Gundula Schiffer, geboren 1980, lebt in Köln. Sie studierte Allgemeine und Vergleichende Literaturwissenschaft und Philosophie in München und widmete sich anschließend der hebräischen Sprache und Literatur, u.a. an der Hebräischen Universität Jerusalem. 2010 promovierte sie über die Poesie der Psalmen in der Übersetzung von Moses Mendelssohn. Zur Zeit arbeitet sie an ihrer Masterarbeit im Düsseldorfer Studiengang Literaturübersetzen. Übersetzungen aus dem Hebräischen u.a.: Gedichte von Lea Goldberg (Akzente 4/2012); Gedichte von Tal Nitzán (lyrikline 2011 und poetenladen online 2013); Theaterstück Oh mein Gott von Anat Gov (Pegasus 2013).

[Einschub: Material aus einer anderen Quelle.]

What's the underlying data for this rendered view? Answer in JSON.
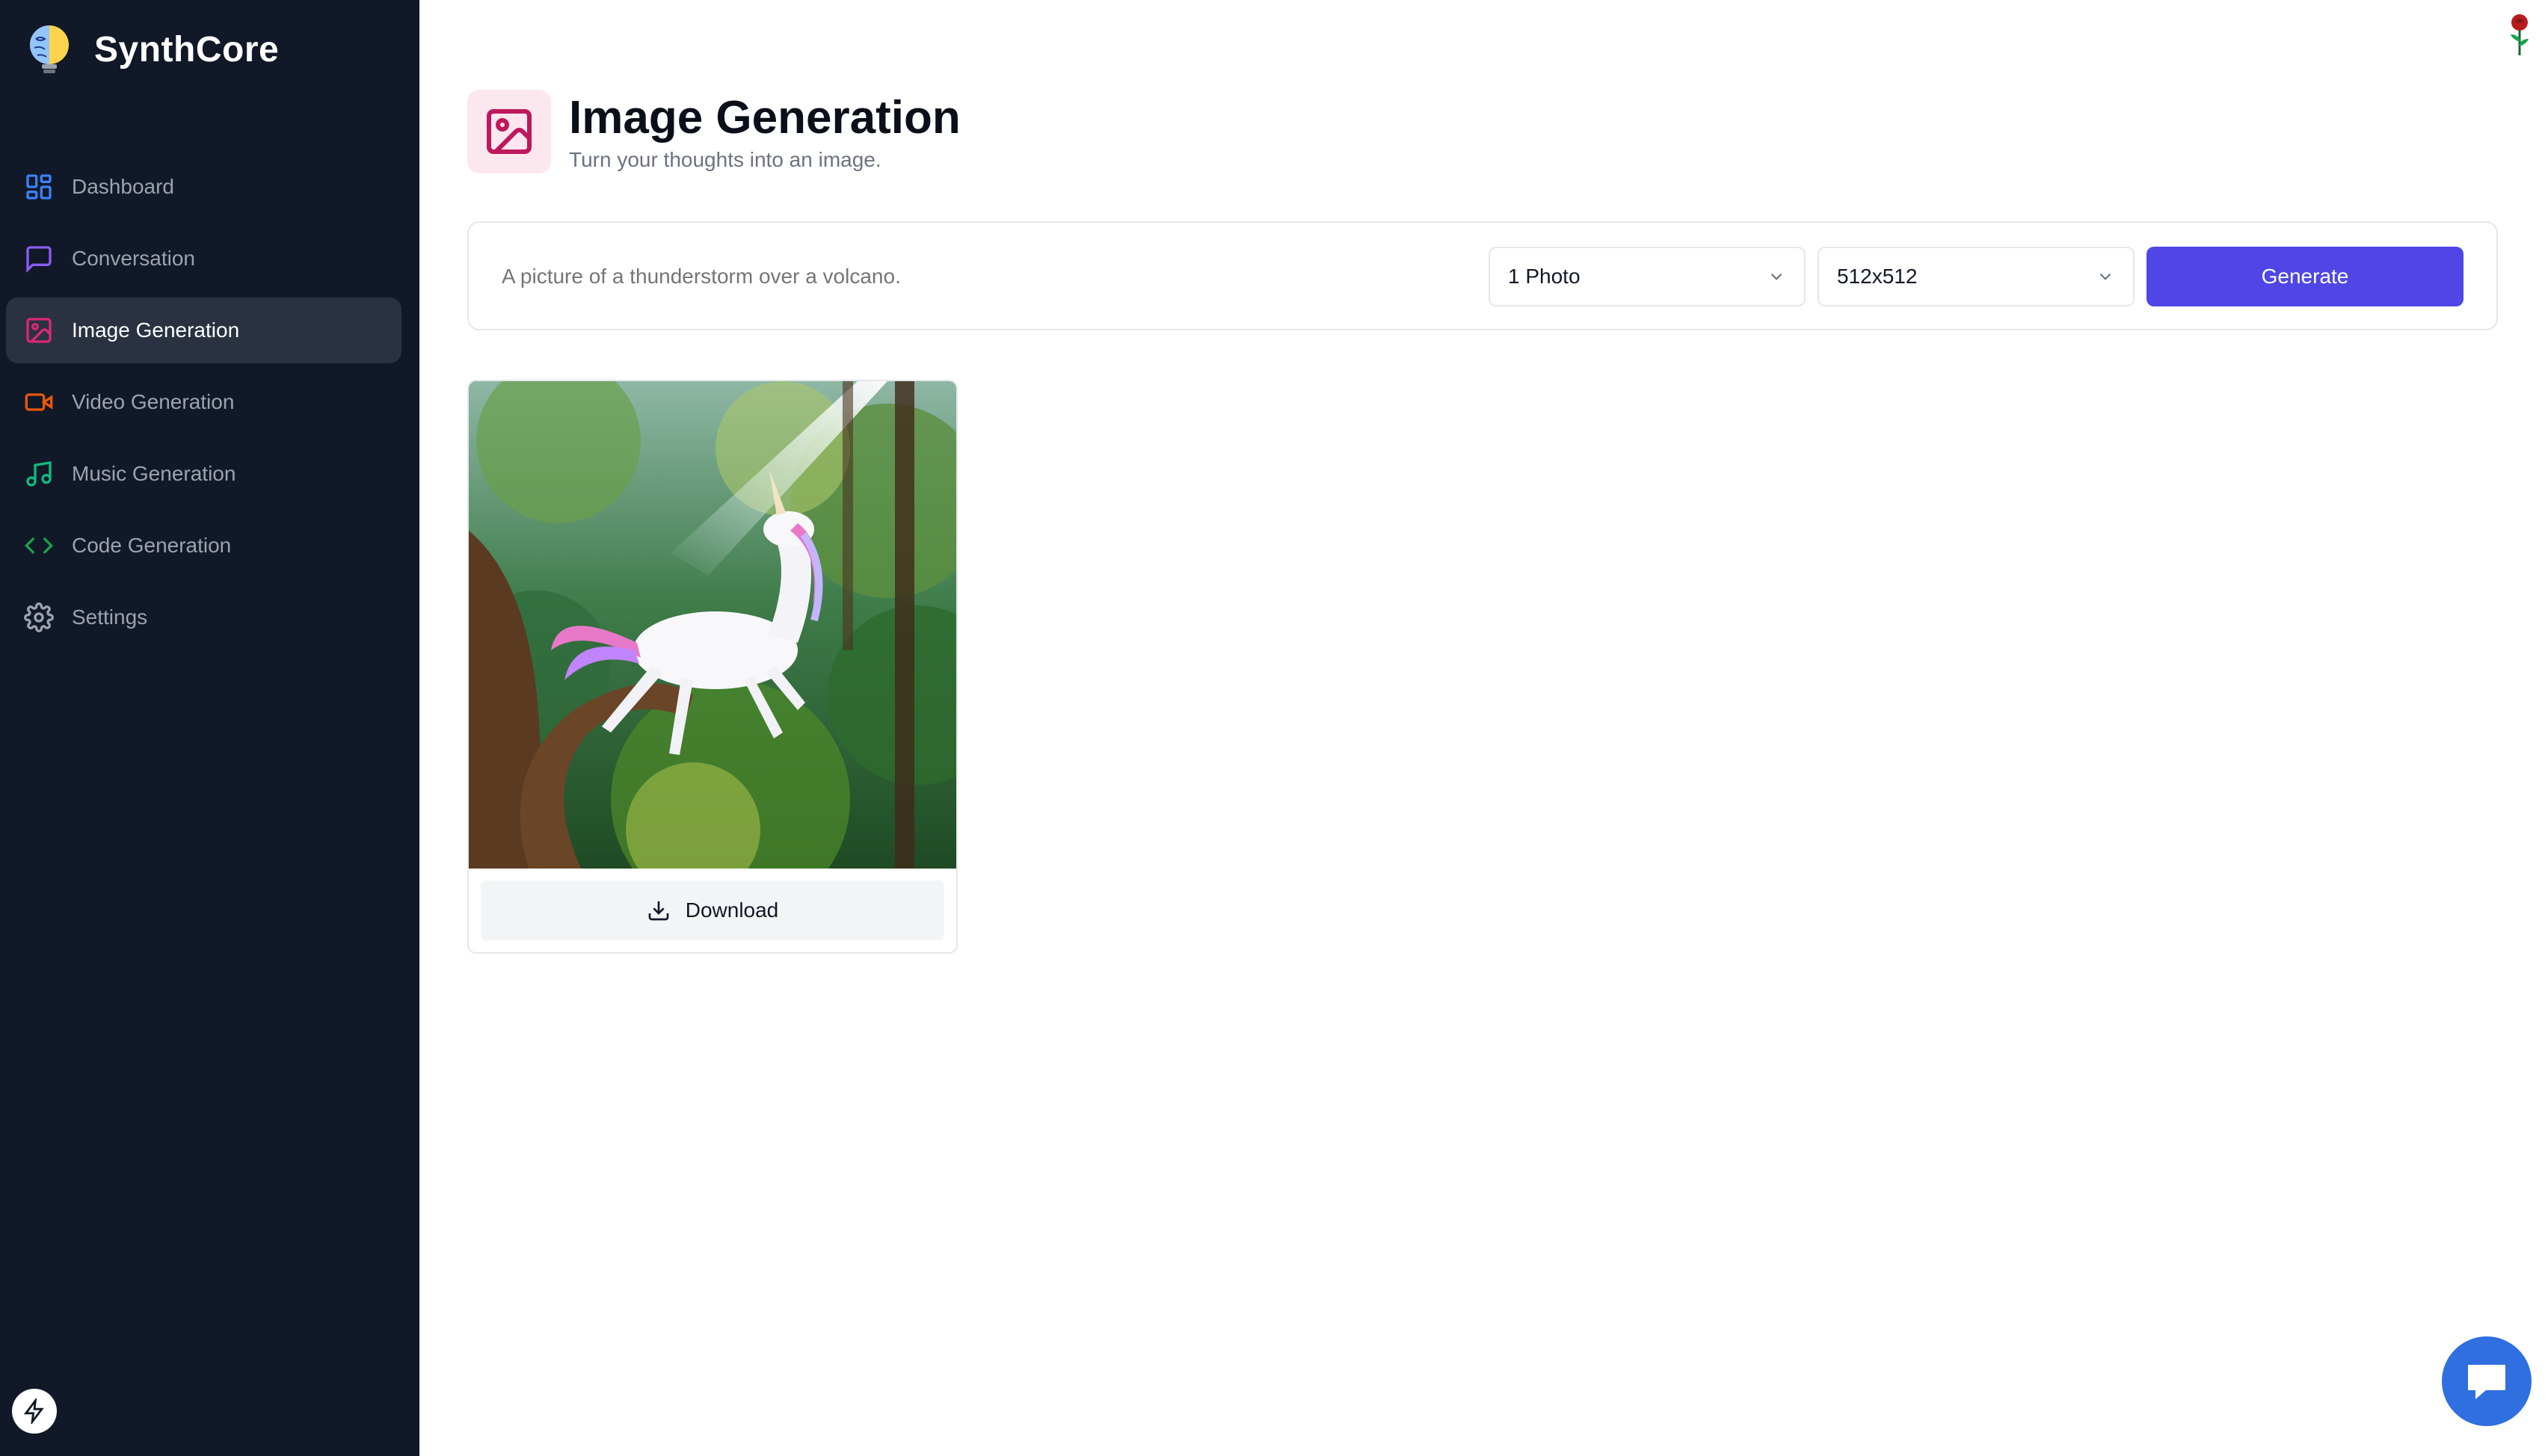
{
  "brand": {
    "name": "SynthCore"
  },
  "sidebar": {
    "items": [
      {
        "label": "Dashboard",
        "icon": "dashboard-grid-icon",
        "color": "#3b82f6",
        "active": false
      },
      {
        "label": "Conversation",
        "icon": "message-square-icon",
        "color": "#8b5cf6",
        "active": false
      },
      {
        "label": "Image Generation",
        "icon": "image-icon",
        "color": "#db2777",
        "active": true
      },
      {
        "label": "Video Generation",
        "icon": "video-camera-icon",
        "color": "#ea580c",
        "active": false
      },
      {
        "label": "Music Generation",
        "icon": "music-note-icon",
        "color": "#10b981",
        "active": false
      },
      {
        "label": "Code Generation",
        "icon": "code-brackets-icon",
        "color": "#16a34a",
        "active": false
      },
      {
        "label": "Settings",
        "icon": "gear-icon",
        "color": "#9ca3af",
        "active": false
      }
    ]
  },
  "header": {
    "title": "Image Generation",
    "subtitle": "Turn your thoughts into an image.",
    "icon": "image-icon",
    "icon_color": "#be185d",
    "icon_bg": "#fce7ef"
  },
  "form": {
    "prompt_placeholder": "A picture of a thunderstorm over a volcano.",
    "amount_value": "1 Photo",
    "resolution_value": "512x512",
    "generate_label": "Generate",
    "accent": "#4f46e5"
  },
  "results": [
    {
      "download_label": "Download"
    }
  ],
  "colors": {
    "sidebar_bg": "#111827",
    "chat_fab": "#2f6fe0"
  }
}
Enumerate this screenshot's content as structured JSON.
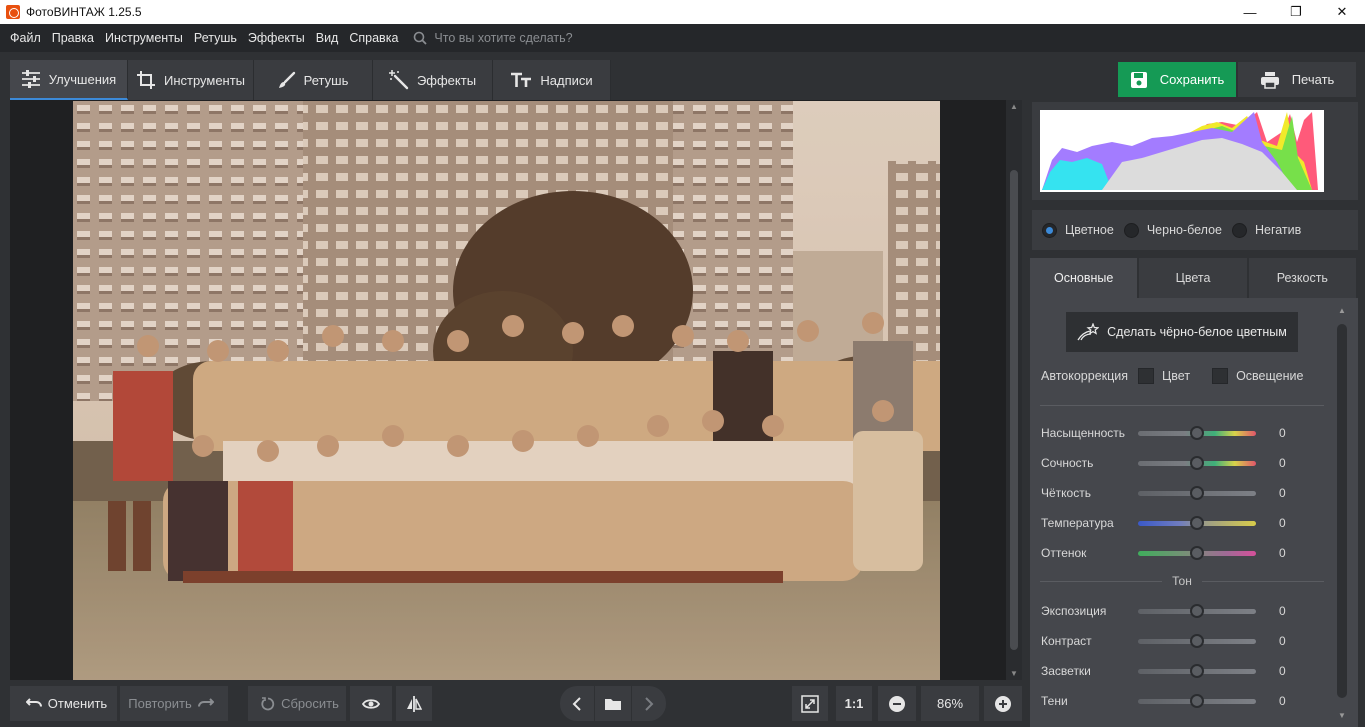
{
  "window": {
    "title": "ФотоВИНТАЖ 1.25.5",
    "minimize": "—",
    "maximize": "❐",
    "close": "✕"
  },
  "menu": {
    "items": [
      "Файл",
      "Правка",
      "Инструменты",
      "Ретушь",
      "Эффекты",
      "Вид",
      "Справка"
    ],
    "search_placeholder": "Что вы хотите сделать?"
  },
  "tabs": [
    {
      "label": "Улучшения",
      "icon": "sliders-icon",
      "active": true
    },
    {
      "label": "Инструменты",
      "icon": "crop-icon",
      "active": false
    },
    {
      "label": "Ретушь",
      "icon": "brush-icon",
      "active": false
    },
    {
      "label": "Эффекты",
      "icon": "magic-wand-icon",
      "active": false
    },
    {
      "label": "Надписи",
      "icon": "text-icon",
      "active": false
    }
  ],
  "actions": {
    "save": "Сохранить",
    "print": "Печать"
  },
  "bottom": {
    "undo": "Отменить",
    "redo": "Повторить",
    "reset": "Сбросить",
    "zoom_ratio": "1:1",
    "zoom_value": "86%"
  },
  "colors": {
    "accent": "#3c8ad8",
    "save_green": "#159a55",
    "panel": "#2f3134"
  },
  "modes": [
    {
      "label": "Цветное",
      "selected": true
    },
    {
      "label": "Черно-белое",
      "selected": false
    },
    {
      "label": "Негатив",
      "selected": false
    }
  ],
  "subtabs": [
    {
      "label": "Основные",
      "active": true
    },
    {
      "label": "Цвета",
      "active": false
    },
    {
      "label": "Резкость",
      "active": false
    }
  ],
  "settings": {
    "colorize_button": "Сделать чёрно-белое цветным",
    "autocorrection": {
      "label": "Автокоррекция",
      "color": "Цвет",
      "light": "Освещение"
    },
    "sliders": [
      {
        "label": "Насыщенность",
        "value": "0",
        "level": 0.5,
        "gradient": "saturation"
      },
      {
        "label": "Сочность",
        "value": "0",
        "level": 0.5,
        "gradient": "vibrance"
      },
      {
        "label": "Чёткость",
        "value": "0",
        "level": 0.5,
        "gradient": "gray"
      },
      {
        "label": "Температура",
        "value": "0",
        "level": 0.5,
        "gradient": "temperature"
      },
      {
        "label": "Оттенок",
        "value": "0",
        "level": 0.5,
        "gradient": "tint"
      }
    ],
    "tone_label": "Тон",
    "tone_sliders": [
      {
        "label": "Экспозиция",
        "value": "0",
        "level": 0.5,
        "gradient": "gray"
      },
      {
        "label": "Контраст",
        "value": "0",
        "level": 0.5,
        "gradient": "gray"
      },
      {
        "label": "Засветки",
        "value": "0",
        "level": 0.5,
        "gradient": "gray"
      },
      {
        "label": "Тени",
        "value": "0",
        "level": 0.5,
        "gradient": "gray"
      }
    ]
  }
}
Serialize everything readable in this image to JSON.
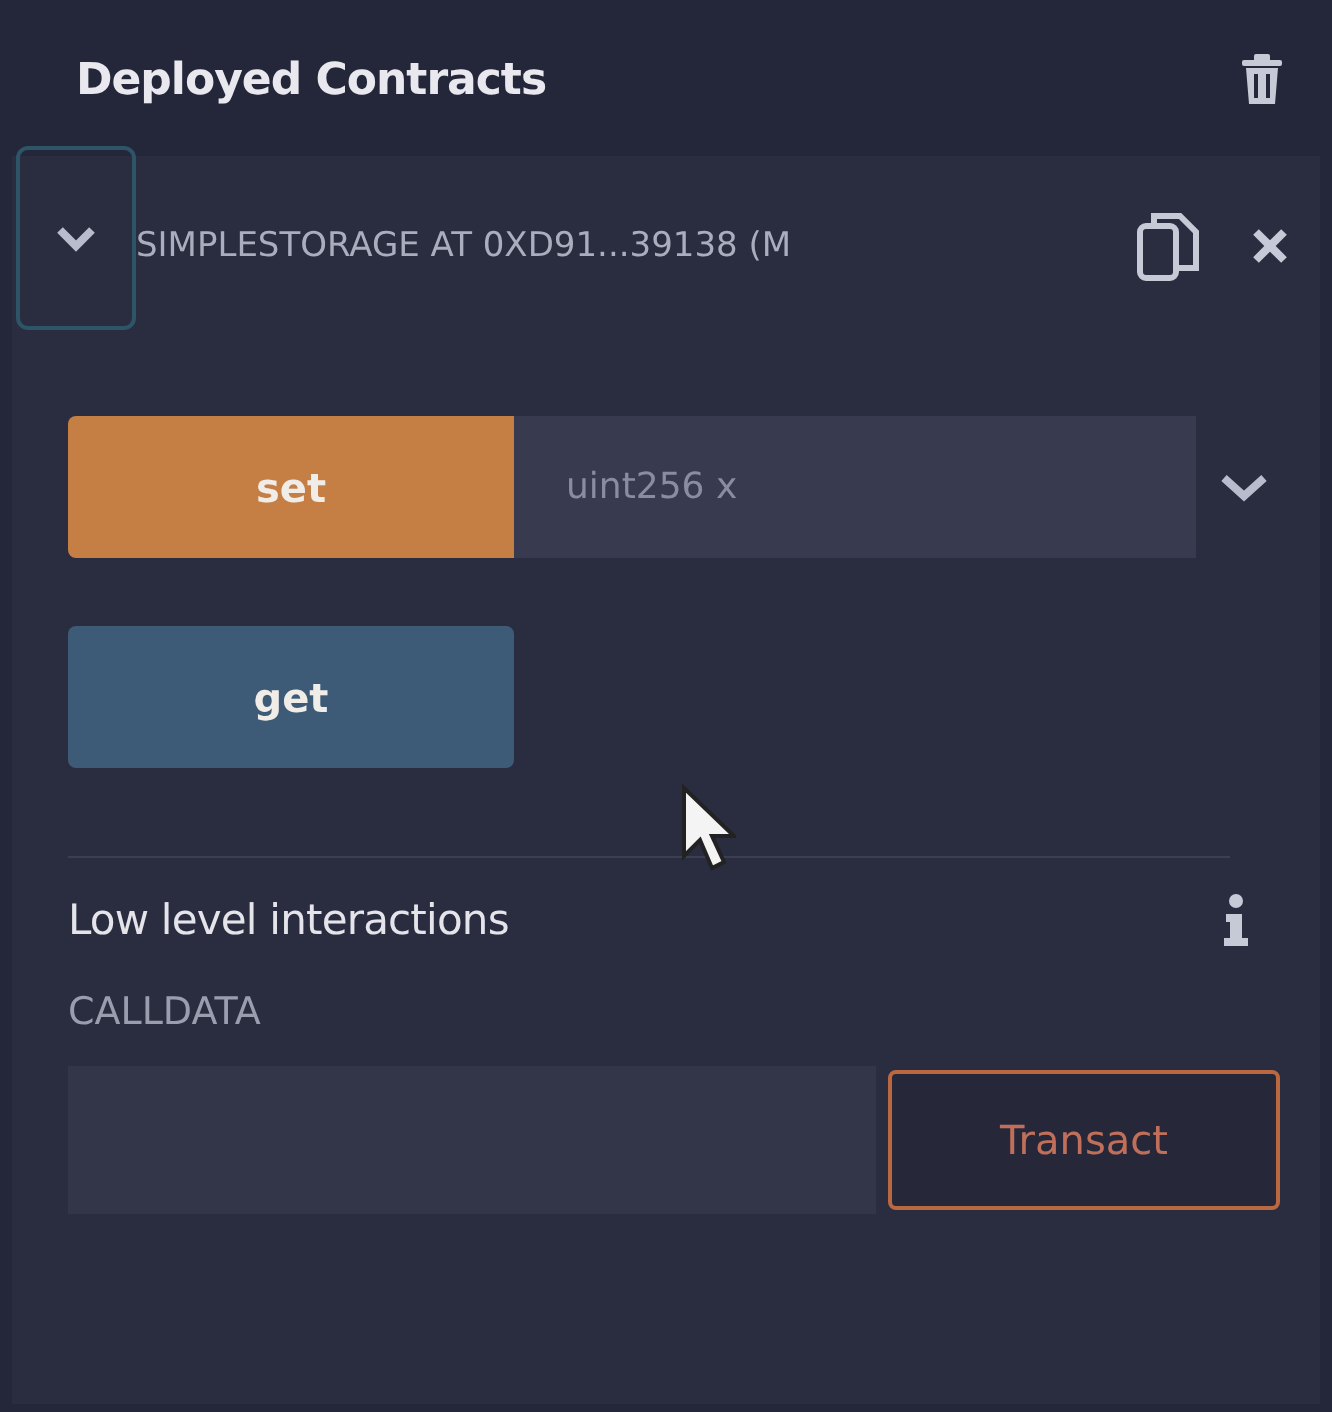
{
  "section": {
    "title": "Deployed Contracts"
  },
  "contract": {
    "expanded": true,
    "title": "SIMPLESTORAGE AT 0XD91...39138 (M",
    "functions": [
      {
        "kind": "transact",
        "label": "set",
        "placeholder": "uint256 x"
      },
      {
        "kind": "call",
        "label": "get"
      }
    ]
  },
  "low_level": {
    "title": "Low level interactions",
    "field_label": "CALLDATA",
    "button": "Transact"
  }
}
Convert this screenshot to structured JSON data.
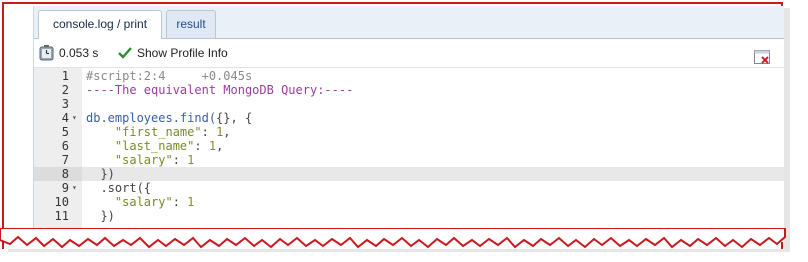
{
  "tabs": [
    {
      "label": "console.log / print",
      "active": true
    },
    {
      "label": "result",
      "active": false
    }
  ],
  "toolbar": {
    "time": "0.053 s",
    "profile_label": "Show Profile Info"
  },
  "editor": {
    "active_line": 8,
    "lines": [
      {
        "n": "1",
        "fold": false,
        "tokens": [
          {
            "t": "#script:2:4     +0.045s",
            "c": "c-comment"
          }
        ]
      },
      {
        "n": "2",
        "fold": false,
        "tokens": [
          {
            "t": "----The equivalent MongoDB Query:----",
            "c": "c-dash"
          }
        ]
      },
      {
        "n": "3",
        "fold": false,
        "tokens": []
      },
      {
        "n": "4",
        "fold": true,
        "tokens": [
          {
            "t": "db.employees.find(",
            "c": "c-ident"
          },
          {
            "t": "{}, {",
            "c": "c-punc"
          }
        ]
      },
      {
        "n": "5",
        "fold": false,
        "tokens": [
          {
            "t": "    ",
            "c": "c-punc"
          },
          {
            "t": "\"first_name\"",
            "c": "c-str"
          },
          {
            "t": ": ",
            "c": "c-punc"
          },
          {
            "t": "1",
            "c": "c-num"
          },
          {
            "t": ",",
            "c": "c-punc"
          }
        ]
      },
      {
        "n": "6",
        "fold": false,
        "tokens": [
          {
            "t": "    ",
            "c": "c-punc"
          },
          {
            "t": "\"last_name\"",
            "c": "c-str"
          },
          {
            "t": ": ",
            "c": "c-punc"
          },
          {
            "t": "1",
            "c": "c-num"
          },
          {
            "t": ",",
            "c": "c-punc"
          }
        ]
      },
      {
        "n": "7",
        "fold": false,
        "tokens": [
          {
            "t": "    ",
            "c": "c-punc"
          },
          {
            "t": "\"salary\"",
            "c": "c-str"
          },
          {
            "t": ": ",
            "c": "c-punc"
          },
          {
            "t": "1",
            "c": "c-num"
          }
        ]
      },
      {
        "n": "8",
        "fold": false,
        "tokens": [
          {
            "t": "  })",
            "c": "c-punc"
          }
        ]
      },
      {
        "n": "9",
        "fold": true,
        "tokens": [
          {
            "t": "  .sort({",
            "c": "c-punc"
          }
        ]
      },
      {
        "n": "10",
        "fold": false,
        "tokens": [
          {
            "t": "    ",
            "c": "c-punc"
          },
          {
            "t": "\"salary\"",
            "c": "c-str"
          },
          {
            "t": ": ",
            "c": "c-punc"
          },
          {
            "t": "1",
            "c": "c-num"
          }
        ]
      },
      {
        "n": "11",
        "fold": false,
        "tokens": [
          {
            "t": "  })",
            "c": "c-punc"
          }
        ]
      }
    ]
  },
  "colors": {
    "frame": "#c8191f",
    "tab_text": "#1f4e8c",
    "gutter": "#eeeeee",
    "active_line": "#e8e8e8"
  },
  "icons": [
    "stopwatch-icon",
    "checkmark-icon",
    "close-icon",
    "fold-arrow-icon"
  ]
}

Friederike Heimann, Dr. phil., geboren 1954 , studierte in Berlin Literaturwissenschaft, Politologie und Soziologie. Nach längeren Auslandsaufenthalten in Italien und Israel lebt sie heute in Hamburg, wo sie als freie Literaturwissenschaftlerin und als Dozentin für Erwachsenenbildung tätig ist. Ihre Arbeitsschwerpunkte sind deutsch-jüdische Literatur und Exilliteratur. Veröffentlichung einer Monographie mit dem Titel: Beziehung und Bruch in der Poetik Gertrud Kolmars. Verborgene deutsch-jüdische Diskurse im Gedicht (De Gruyter, 2012).